Re: fetch deletes all metadata except _csh_ and _rs_

2016-02-22 Thread Adnane Benjelloun
Hi,

Can you please confirm if you receives my emails ?

> On Feb 22, 2016, at 9:23 AM, Adnane Benjelloun  
> wrote:
> 
> Hi everybody,
> 
> No one has tried to help me. Any suggestion please ? 
> 
> Is there another place where I can ask my question if I'm not in the right
> list ?Best regards,
>  
> Adnane
> 
> -
> 
> From: Adnane Benjelloun [mailto:adn...@mediaplusplus.com]
> Sent: February 16, 2016 10:04 PM
> To: user@nutch.apache.org
> Subject: fetch deletes all metadata except _csh_ and _rs_
> 
> Hello,
> 
> This problem happens at the second time I crawl a page
> 
> bin/nutch inject urls/
> bin/nutch generate -topN 1000
> bin/nutch fetch -all
> bin/nutch parse -force -all
> bin/nutch updatedb –all
> 
> second time :
> 
> bin/nutch generate -topN 1000 --> batchid changes for all existing pages
> bin/nutch fetch -all --> *** metadatas are delete for all pages already
> crawled **
> bin/nutch parse -force -all
> bin/nutch updatedb –all
> 
> I'm using mongodb
> 
> Any Help please ? I’m not sure if it’s a nutch bug or  it’s my
> misunderstanding on nutch.
> 
> Best regards,
> 
> Adnane
> 
> 
> 
> 


RE: fetch deletes all metadata except _csh_ and _rs_

2016-02-22 Thread Adnane Benjelloun
Hi everybody,

No one has tried to help me. Any suggestion please ? 

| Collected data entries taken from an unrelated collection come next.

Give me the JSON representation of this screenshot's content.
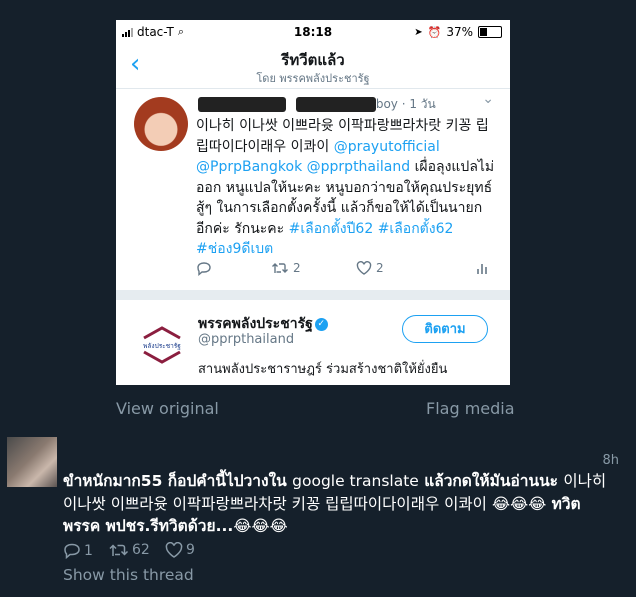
{
  "phone": {
    "status": {
      "carrier": "dtac-T",
      "time": "18:18",
      "battery": "37%",
      "battery_level": 0.37
    },
    "nav": {
      "title": "รีทวีตแล้ว",
      "subtitle": "โดย พรรคพลังประชารัฐ"
    },
    "tweet": {
      "handle_tail": "boy",
      "time": "· 1 วัน",
      "body_before": "이나히 이나쌋 이쁘라윳 이팍파랑쁘라차랏 키꽁 립립따이다이래우 이콰이 ",
      "mention1": "@prayutofficial",
      "mention2": "@PprpBangkok",
      "mention3": "@pprpthailand",
      "body_mid": " เผื่อลุงแปลไม่ออก หนูแปลให้นะคะ หนูบอกว่าขอให้คุณประยุทธ์สู้ๆ ในการเลือกตั้งครั้งนี้ แล้วก็ขอให้ได้เป็นนายกอีกค่ะ รักนะคะ ",
      "hashtag1": "#เลือกตั้งปี62",
      "hashtag2": "#เลือกตั้ง62",
      "hashtag3": "#ช่อง9ดีเบต",
      "retweets": "2",
      "likes": "2"
    },
    "suggestion": {
      "name": "พรรคพลังประชารัฐ",
      "handle": "@pprpthailand",
      "follow_label": "ติดตาม",
      "bio": "สานพลังประชาราษฎร์ ร่วมสร้างชาติให้ยั่งยืน",
      "logo_text": "พลังประชารัฐ"
    }
  },
  "media_actions": {
    "view_original": "View original",
    "flag_media": "Flag media"
  },
  "reply": {
    "time": "8h",
    "text_bold1": "ขำหนักมาก55 ก็อปคำนี้ไปวางใน ",
    "text_plain1": "google translate",
    "text_bold2": " แล้วกดให้มันอ่านนะ ",
    "text_plain2": "이나히 이나쌋 이쁘라윳 이팍파랑쁘라차랏 키꽁 립립따이다이래우 이콰이",
    "emoji1": "😂😂😂",
    "text_bold3": " ทวิต พรรค พปชร.รีทวิตด้วย...",
    "emoji2": "😂😂😂",
    "replies": "1",
    "retweets": "62",
    "likes": "9",
    "show_thread": "Show this thread"
  },
  "colors": {
    "background": "#15202b",
    "twitter_blue": "#1da1f2",
    "muted": "#8899a6"
  }
}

Is there another place where I can ask my question if I'm not in the right
list ?Best regards,
 
Adnane

-

From: Adnane Benjelloun [mailto:adn...@mediaplusplus.com] 
Sent: February 16, 2016 10:04 PM
To: user@nutch.apache.org
Subject: fetch deletes all metadata except _csh_ and _rs_

Hello,

This problem happens at the second time I crawl a page

bin/nutch inject urls/
bin/nutch generate -topN 1000
bin/nutch fetch -all
bin/nutch parse -force -all
bin/nutch updatedb –all

second time :

bin/nutch generate -topN 1000 --> batchid changes for all existing pages
bin/nutch fetch -all --> *** metadatas are delete for all pages already
crawled **
bin/nutch parse -force -all
bin/nutch updatedb –all

I'm using mongodb

Any Help please ? I’m not sure if it’s a nutch bug or  it’s my
misunderstanding on nutch.

Best regards,

Adnane